IT Dogged by Security Issues, Studies Find

• By Jabulani Leffall
• 05/28/09

Software security continues to trouble IT pros, who often have to do more with less in the current recession, according to two industry-sponsored studies.

A leading attack vector seems to be Web sites, and IT pros who've had their organizations' Web sites attacked aren't alone, according to a study by software security firm WhiteHat. Eighty-two percent of Web sites have had a "high, critical or urgent issue" since the Web site's inception, according to the study, "Web site Security Statistic Report: Spring 2009."

Moreover, the troubles haven't disappeared with time. Sixty-three percent of the Web sites that WhiteHat canvassed currently have a "high, critical or urgent issue." Of the 17,000 plus security vulnerabilities identified, a little more than 7,000 remain unfixed.
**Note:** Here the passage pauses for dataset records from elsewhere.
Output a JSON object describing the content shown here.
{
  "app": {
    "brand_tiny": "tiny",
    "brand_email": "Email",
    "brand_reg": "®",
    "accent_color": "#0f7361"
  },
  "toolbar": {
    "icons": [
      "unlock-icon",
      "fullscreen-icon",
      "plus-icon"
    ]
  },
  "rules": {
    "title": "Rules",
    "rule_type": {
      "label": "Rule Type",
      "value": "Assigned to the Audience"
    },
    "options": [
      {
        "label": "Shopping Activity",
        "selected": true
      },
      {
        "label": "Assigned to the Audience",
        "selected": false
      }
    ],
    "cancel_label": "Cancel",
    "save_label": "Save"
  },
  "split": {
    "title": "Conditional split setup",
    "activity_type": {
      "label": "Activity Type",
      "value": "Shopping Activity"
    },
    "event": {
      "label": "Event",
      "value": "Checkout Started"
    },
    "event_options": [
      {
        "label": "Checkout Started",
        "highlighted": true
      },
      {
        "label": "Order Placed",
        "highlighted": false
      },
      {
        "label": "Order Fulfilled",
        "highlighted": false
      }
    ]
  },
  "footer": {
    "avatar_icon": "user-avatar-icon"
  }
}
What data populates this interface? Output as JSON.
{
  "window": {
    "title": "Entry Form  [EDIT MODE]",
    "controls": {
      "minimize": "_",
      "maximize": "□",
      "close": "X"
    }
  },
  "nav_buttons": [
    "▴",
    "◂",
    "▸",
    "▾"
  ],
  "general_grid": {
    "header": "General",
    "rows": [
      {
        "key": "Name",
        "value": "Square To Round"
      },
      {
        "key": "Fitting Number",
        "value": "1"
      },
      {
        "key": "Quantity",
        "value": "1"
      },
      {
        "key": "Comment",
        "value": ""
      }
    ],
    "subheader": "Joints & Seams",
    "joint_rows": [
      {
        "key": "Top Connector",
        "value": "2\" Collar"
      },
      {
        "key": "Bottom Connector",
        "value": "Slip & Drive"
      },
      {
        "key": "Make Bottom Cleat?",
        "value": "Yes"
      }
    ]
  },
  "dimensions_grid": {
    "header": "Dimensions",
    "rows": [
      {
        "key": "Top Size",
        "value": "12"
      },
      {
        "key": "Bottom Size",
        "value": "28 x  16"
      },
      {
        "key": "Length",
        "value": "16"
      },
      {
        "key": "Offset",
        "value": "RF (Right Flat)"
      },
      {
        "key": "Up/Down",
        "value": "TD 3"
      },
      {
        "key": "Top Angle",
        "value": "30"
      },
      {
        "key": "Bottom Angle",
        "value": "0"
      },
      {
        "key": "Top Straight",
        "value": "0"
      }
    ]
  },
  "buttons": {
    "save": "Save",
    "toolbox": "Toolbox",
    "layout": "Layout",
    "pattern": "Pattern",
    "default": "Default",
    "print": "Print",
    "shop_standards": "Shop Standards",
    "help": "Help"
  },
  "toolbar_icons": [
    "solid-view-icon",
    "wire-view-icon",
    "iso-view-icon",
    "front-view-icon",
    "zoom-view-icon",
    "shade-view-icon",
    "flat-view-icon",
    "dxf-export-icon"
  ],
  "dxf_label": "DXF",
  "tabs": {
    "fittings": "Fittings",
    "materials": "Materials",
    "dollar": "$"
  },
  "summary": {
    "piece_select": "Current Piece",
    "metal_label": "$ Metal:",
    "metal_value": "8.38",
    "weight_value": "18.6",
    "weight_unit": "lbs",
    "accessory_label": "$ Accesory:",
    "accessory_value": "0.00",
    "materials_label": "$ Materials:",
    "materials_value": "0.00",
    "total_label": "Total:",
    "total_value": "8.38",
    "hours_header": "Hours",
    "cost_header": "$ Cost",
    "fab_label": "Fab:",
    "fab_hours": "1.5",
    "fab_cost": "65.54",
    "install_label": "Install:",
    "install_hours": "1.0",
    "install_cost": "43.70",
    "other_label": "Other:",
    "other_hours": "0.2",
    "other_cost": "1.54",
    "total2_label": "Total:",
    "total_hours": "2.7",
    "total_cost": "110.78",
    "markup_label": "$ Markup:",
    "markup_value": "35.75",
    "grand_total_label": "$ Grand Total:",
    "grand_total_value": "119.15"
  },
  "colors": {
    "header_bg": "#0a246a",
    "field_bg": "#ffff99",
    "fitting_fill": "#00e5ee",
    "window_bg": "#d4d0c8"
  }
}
The report doesn't describe the specific attacks in detail although it does list the top ten vulnerabilities. Cross-site scripting tops the list, followed by information leakage and content spoofing, among others. The report collected data between January 1, 2006 and March 31 of this year.

"One of the biggest takeaways from this report is that not all vulnerabilities are created equal, but many are very serious," said Jeremiah Grossman, WhiteHat's founder and chief technology officer for security, in an e-mailed statement. The vulnerabilities can cause serious damage by providing a means for releasing sensitive information, he added.

The attackers are out there, but are IT pros ready to do battle from the home front? Another study, commissioned by VanDyke Software, examined attitudes among IT personnel about the security of their shops, even as IT budgets are getting cut this year.

The study, "What Keeps Network Administrators Up at Night," polled 320 network and systems administrators. More than 41 percent had a decrease in security-related expenditures at their organizations, and only 22 percent saw an increase. These 2009 findings represent a reverse of the spending trend seen in 2008.

Forty-six percent of network and systems administrators "feel that their organization has not budgeted sufficiently to support current information security needs," according to the report.

"What we saw was a measurable split between those who were sleeping like babies and those who are really concerned that not enough attention is being paid to securing the system," said Jeff Van Dyke, founder of VanDyke Software.

The IT administrators in the report who had "trouble sleeping," according to Van Dyke, specifically saw challenges in managing enterprise users, as well as concerns about the security of laptops and handheld devices.

"Organizations that have automated and monitored security operations can get more bang for their buck," Van Dyke added. "But there's no substitute for vigilance about what's going on and the ability to deal with multifaceted security problems in the face of not only budgetary constraints but a demonstrated lack of commitment at some companies when it comes to security."